When stars play themselves, it's almost always in the service of comedy, but "JCVD" is a celebrity sendup in a decidedly melancholy key. There are a few in-jokes at Van Damme's expense, the most persistent involving his repeatedly losing parts to Steven Seagal, but in general, the life of a waning martial arts icon would seem to be a pretty glum proposition. Shot in a gloomy grisaille, the movie rebuffs any sense of play, even as it toys with the distance between the real Van Damme and his quasi-fictional counterpart.
Abandoned, bereft and short on cash, Van Damme decides to put his skills to good use by holding up a bank. Or at least he appears to. Director Mabrouk El Mechri, who co-wrote the script with Frederic Benudis and Christophe Turpin, plays a game of limited perspectives. One moment Van Damme is posing for a picture with a pair of eager video-store clerks, the next he's peering out over the barricades as cops fill the street. Not until the movie backs up and replays the scene from inside the bank do we realize that the prisoner of fame has been taken captive by the real bank robbers, a grubby and deliberately uncharismatic lot who bear little resemblance to Van Damme's usual nemeses.

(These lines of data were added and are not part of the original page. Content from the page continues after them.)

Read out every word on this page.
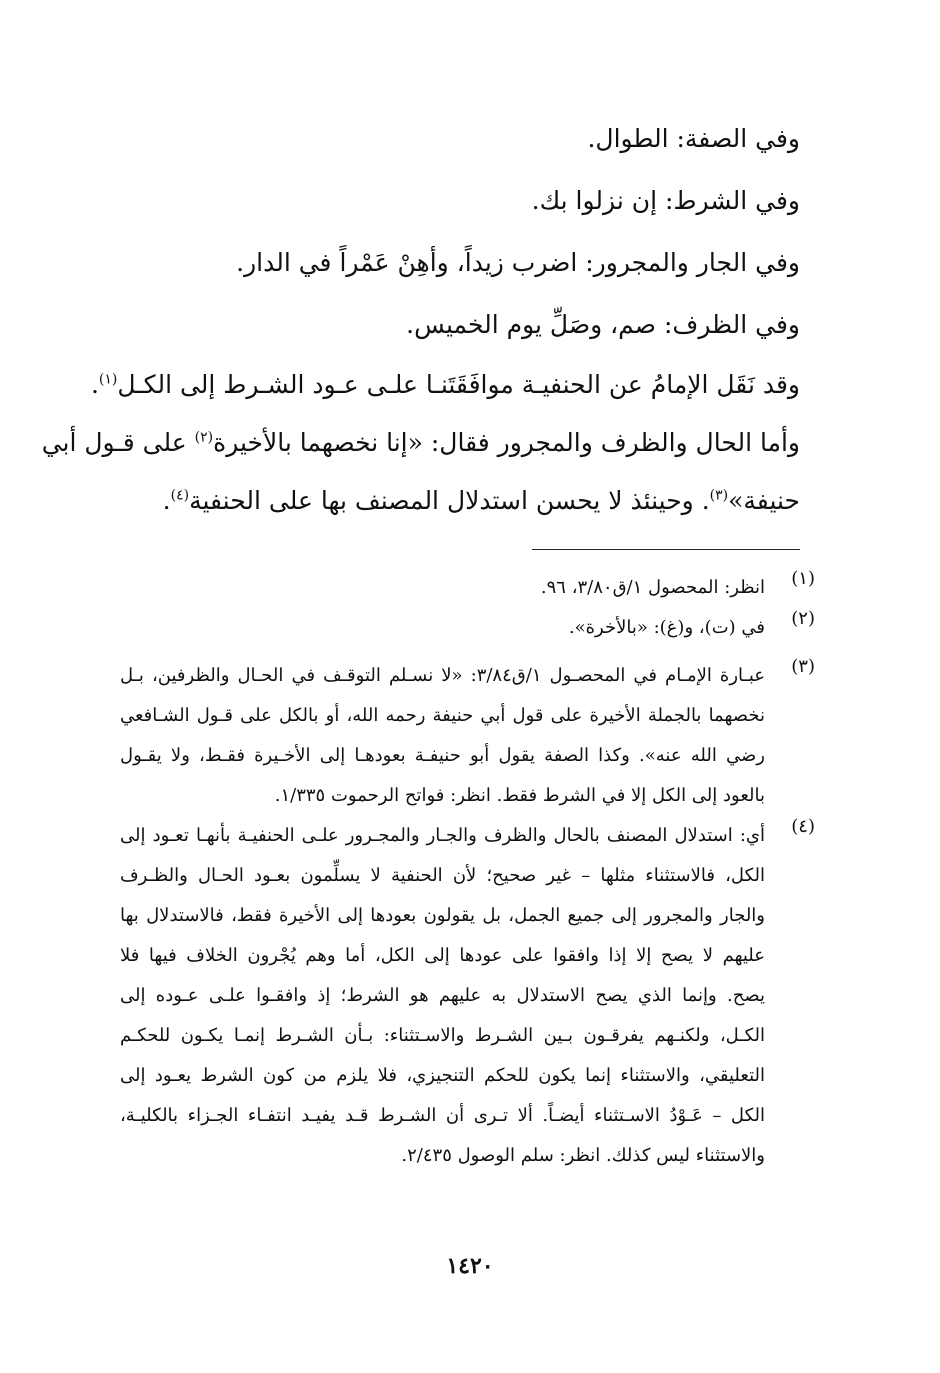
وفي الصفة: الطوال.
وفي الشرط: إن نزلوا بك.
وفي الجار والمجرور: اضرب زيداً، وأهِنْ عَمْراً في الدار.
وفي الظرف: صم، وصَلِّ يوم الخميس.
وقد نَقَل الإمامُ عن الحنفيـة موافَقَتَنـا علـى عـود الشـرط إلى الكـل$^{(١)}$.
وأما الحال والظرف والمجرور فقال: «إنا نخصهما بالأخيرة$^{(٢)}$ على قـول أبي
حنيفة»$^{(٣)}$. وحينئذ لا يحسن استدلال المصنف بها على الحنفية$^{(٤)}$.
(١)
انظر: المحصول ١/ق٣/٨٠، ٩٦.
(٢)
في (ت)، و(غ): «بالأخرة».
(٣)
عبـارة الإمـام في المحصـول ١/ق٣/٨٤: «لا نسـلم التوقـف في الحـال والظرفين، بـل
نخصهما بالجملة الأخيرة على قول أبي حنيفة رحمه الله، أو بالكل على قـول الشـافعي
رضي الله عنه». وكذا الصفة يقول أبو حنيفـة بعودهـا إلى الأخـيرة فقـط، ولا يقـول
بالعود إلى الكل إلا في الشرط فقط. انظر: فواتح الرحموت ١/٣٣٥.
(٤)
أي: استدلال المصنف بالحال والظرف والجـار والمجـرور علـى الحنفيـة بأنهـا تعـود إلى
الكل، فالاستثناء مثلها – غير صحيح؛ لأن الحنفية لا يسلِّمون بعـود الحـال والظـرف
والجار والمجرور إلى جميع الجمل، بل يقولون بعودها إلى الأخيرة فقط، فالاستدلال بها
عليهم لا يصح إلا إذا وافقوا على عودها إلى الكل، أما وهم يُجْرون الخلاف فيها فلا
يصح. وإنما الذي يصح الاستدلال به عليهم هو الشرط؛ إذ وافقـوا علـى عـوده إلى
الكـل، ولكنـهم يفرقـون بـين الشـرط والاسـتثناء: بـأن الشـرط إنمـا يكـون للحكـم
التعليقي، والاستثناء إنما يكون للحكم التنجيزي، فلا يلزم من كون الشرط يعـود إلى
الكل – عَـوْدُ الاسـتثناء أيضـاً. ألا تـرى أن الشـرط قـد يفيـد انتفـاء الجـزاء بالكليـة،
والاستثناء ليس كذلك. انظر: سلم الوصول ٢/٤٣٥.
١٤٢٠
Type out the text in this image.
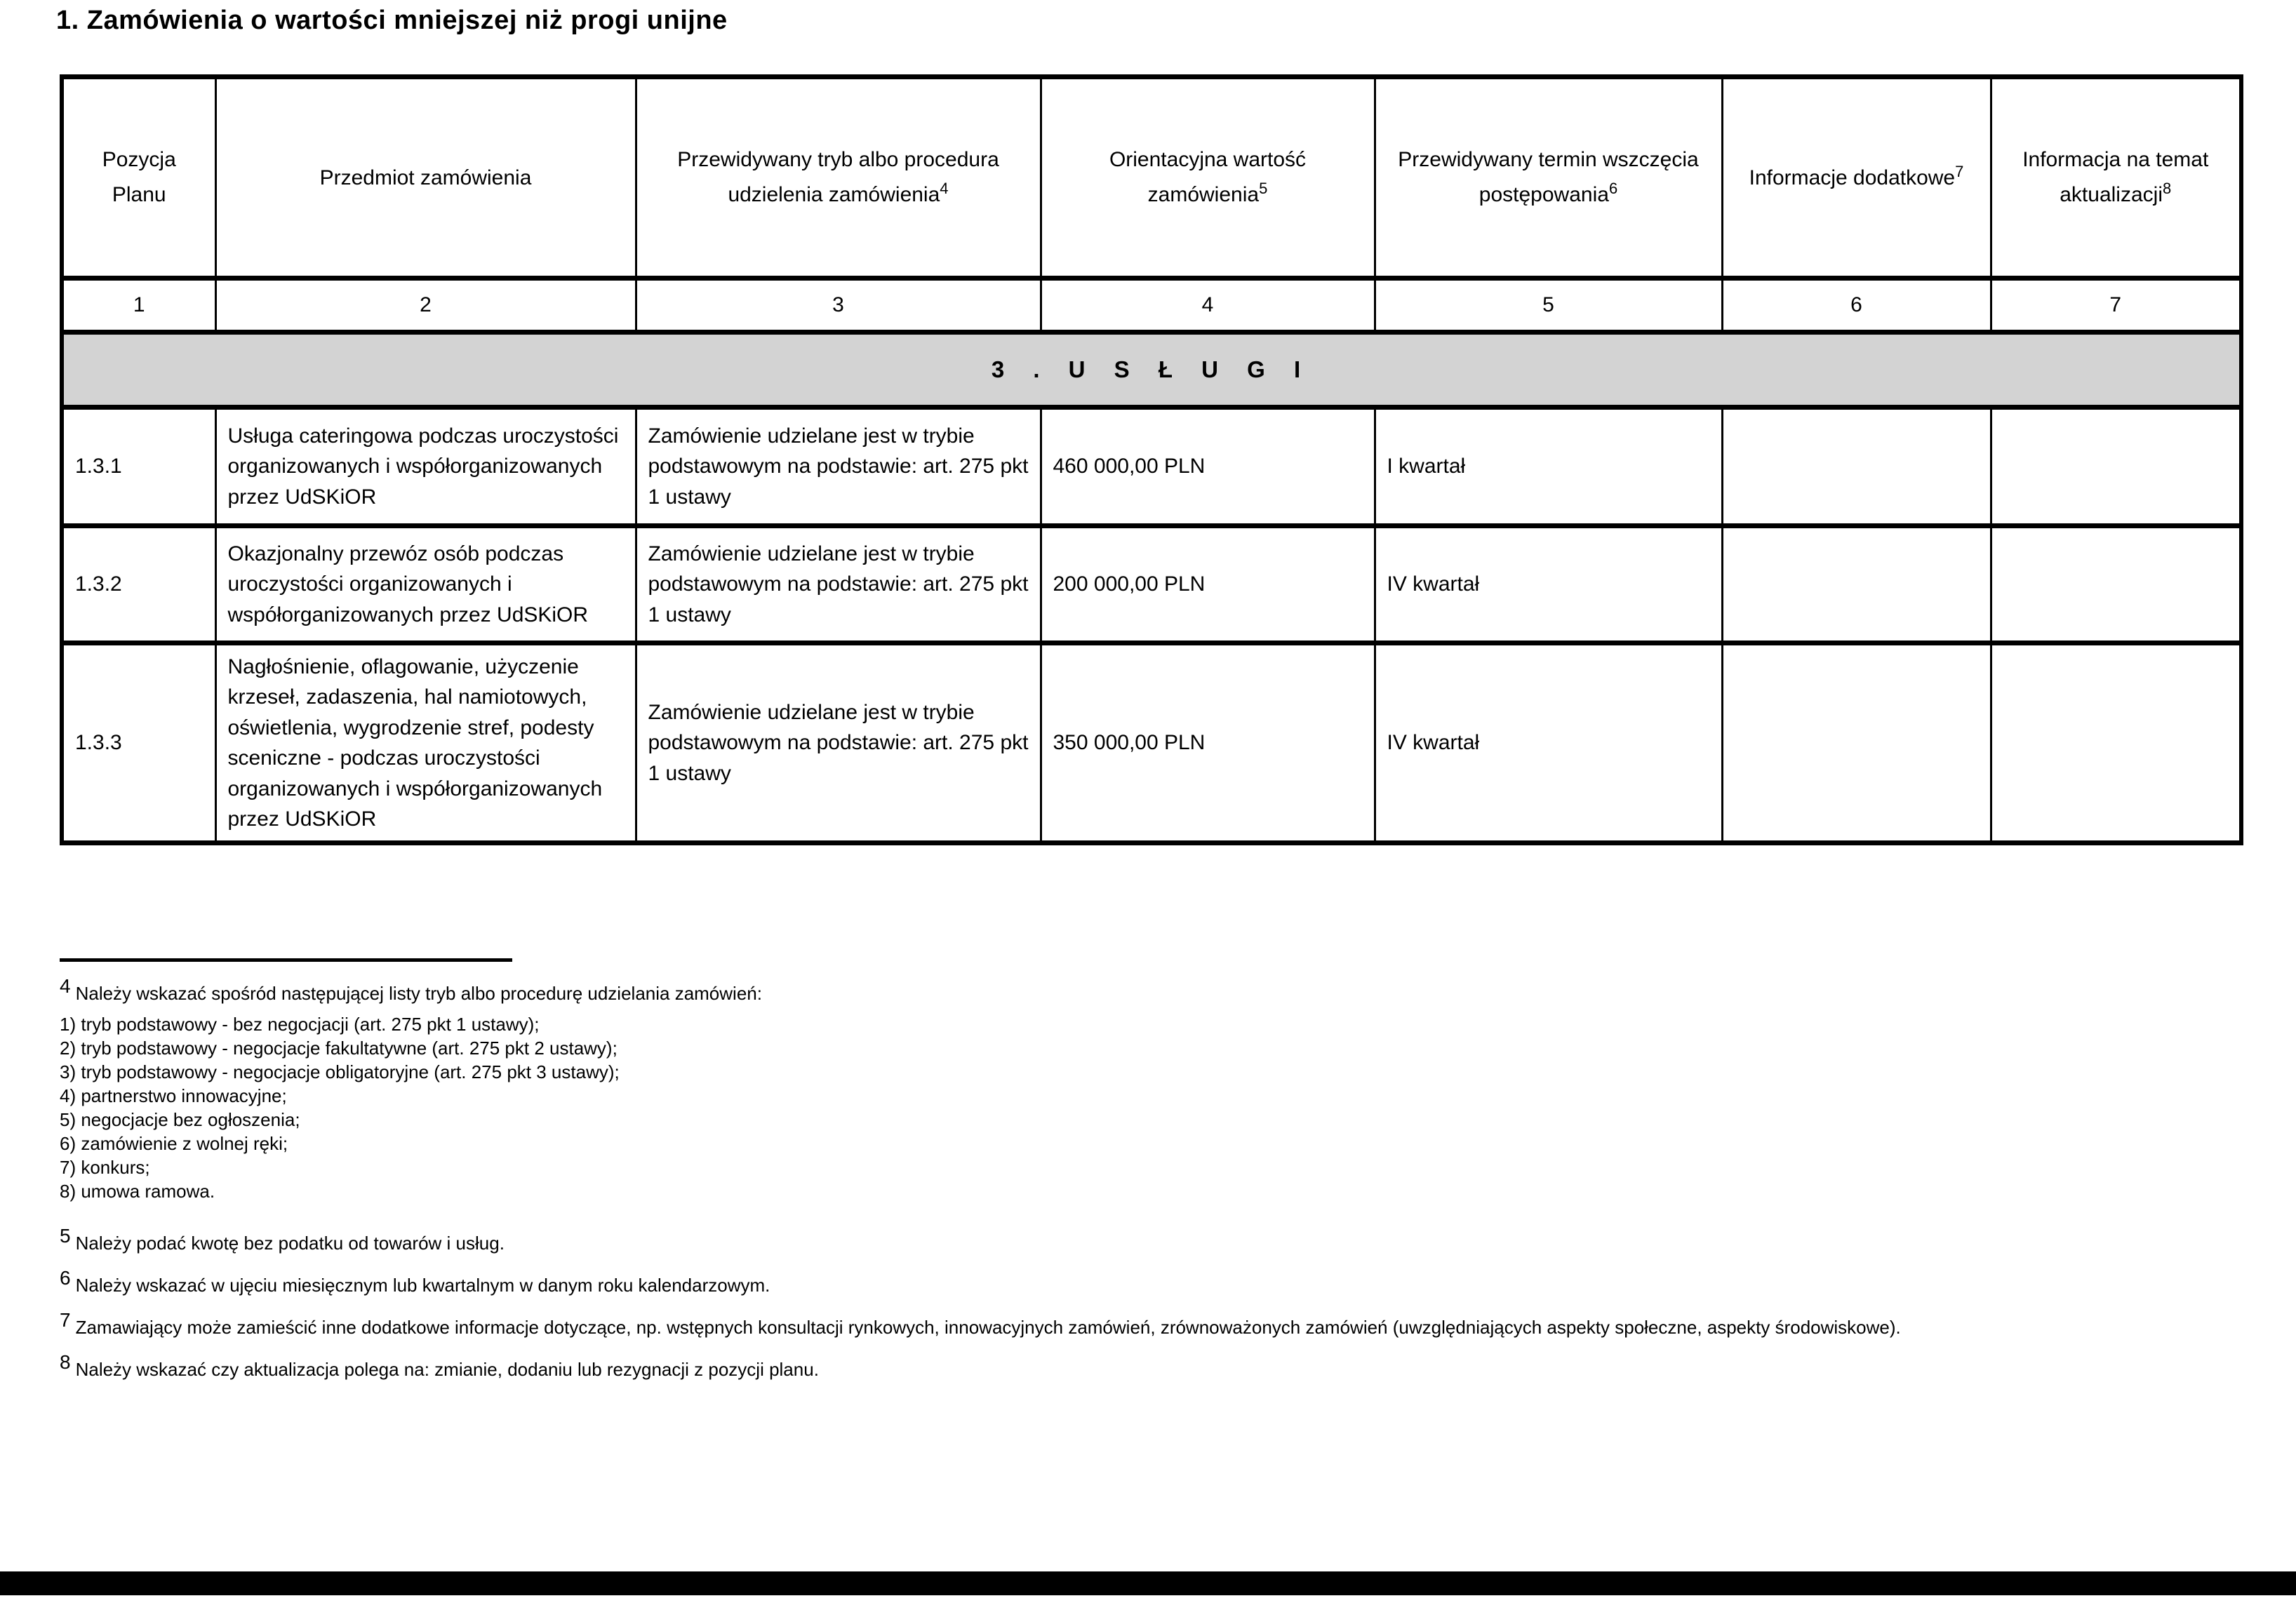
1. Zamówienia o wartości mniejszej niż progi unijne
Pozycja Planu	Przedmiot zamówienia	Przewidywany tryb albo procedura udzielenia zamówienia$^4$	Orientacyjna wartość zamówienia$^5$	Przewidywany termin wszczęcia postępowania$^6$	Informacje dodatkowe$^7$	Informacja na temat aktualizacji$^8$
1	2	3	4	5	6	7
3 . U S Ł U G I						
1.3.1	Usługa cateringowa podczas uroczystości organizowanych i współorganizowanych przez UdSKiOR	Zamówienie udzielane jest w trybie podstawowym na podstawie: art. 275 pkt 1 ustawy	460 000,00 PLN	I kwartał		
1.3.2	Okazjonalny przewóz osób podczas uroczystości organizowanych i współorganizowanych przez UdSKiOR	Zamówienie udzielane jest w trybie podstawowym na podstawie: art. 275 pkt 1 ustawy	200 000,00 PLN	IV kwartał		
1.3.3	Nagłośnienie, oflagowanie, użyczenie krzeseł, zadaszenia, hal namiotowych, oświetlenia, wygrodzenie stref, podesty sceniczne - podczas uroczystości organizowanych i współorganizowanych przez UdSKiOR	Zamówienie udzielane jest w trybie podstawowym na podstawie: art. 275 pkt 1 ustawy	350 000,00 PLN	IV kwartał		
$^4$ Należy wskazać spośród następującej listy tryb albo procedurę udzielania zamówień:
1) tryb podstawowy - bez negocjacji (art. 275 pkt 1 ustawy);
2) tryb podstawowy - negocjacje fakultatywne (art. 275 pkt 2 ustawy);
3) tryb podstawowy - negocjacje obligatoryjne (art. 275 pkt 3 ustawy);
4) partnerstwo innowacyjne;
5) negocjacje bez ogłoszenia;
6) zamówienie z wolnej ręki;
7) konkurs;
8) umowa ramowa.
$^5$ Należy podać kwotę bez podatku od towarów i usług.
$^6$ Należy wskazać w ujęciu miesięcznym lub kwartalnym w danym roku kalendarzowym.
$^7$ Zamawiający może zamieścić inne dodatkowe informacje dotyczące, np. wstępnych konsultacji rynkowych, innowacyjnych zamówień, zrównoważonych zamówień (uwzględniających aspekty społeczne, aspekty środowiskowe).
$^8$ Należy wskazać czy aktualizacja polega na: zmianie, dodaniu lub rezygnacji z pozycji planu.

There's not much purpose to these pomo shenanigans except to enliven a movie that rapidly exhausts its handful of good ideas. The giddy near-brilliance of its central conceit is squandered by flat execution. Once Van Damme is stranded inside the bank with his three unglamorous captors, it starts to feel as if you're watching one of Van Damme's earlier movies, only without the punching and kicking. Imagine how little that leaves.
"JCVD" makes a nod in the direction of its star's usual milieu with a three-minute opening shot that finds Van Damme on a movie set, dodging bullets and dispatching hordes of assailants. (The choreography is such that you can clearly see him fan the air in front of people he's supposed to be laying flat, but one might charitably chalk it up to the movie's behind-the-curtain approach.) But that display of athletic and cinematic prowess pales beside the movie's climax, which takes the form of another single-take shot, this one twice as long. Taking a moment away from his hostage crisis, Van Damme addresses the camera directly in what is surely the longest monologue of his career. As the shot lifts him up and away from the set, he takes stock of his life, the dreams that were realized and then dissipated, and he begins to cry with such depth of feeling that the line between one Van Damme and the other vanishes. It might be the most impressive stunt of his career.
MPAA rating: R for language and some violence. In French with English subtitles.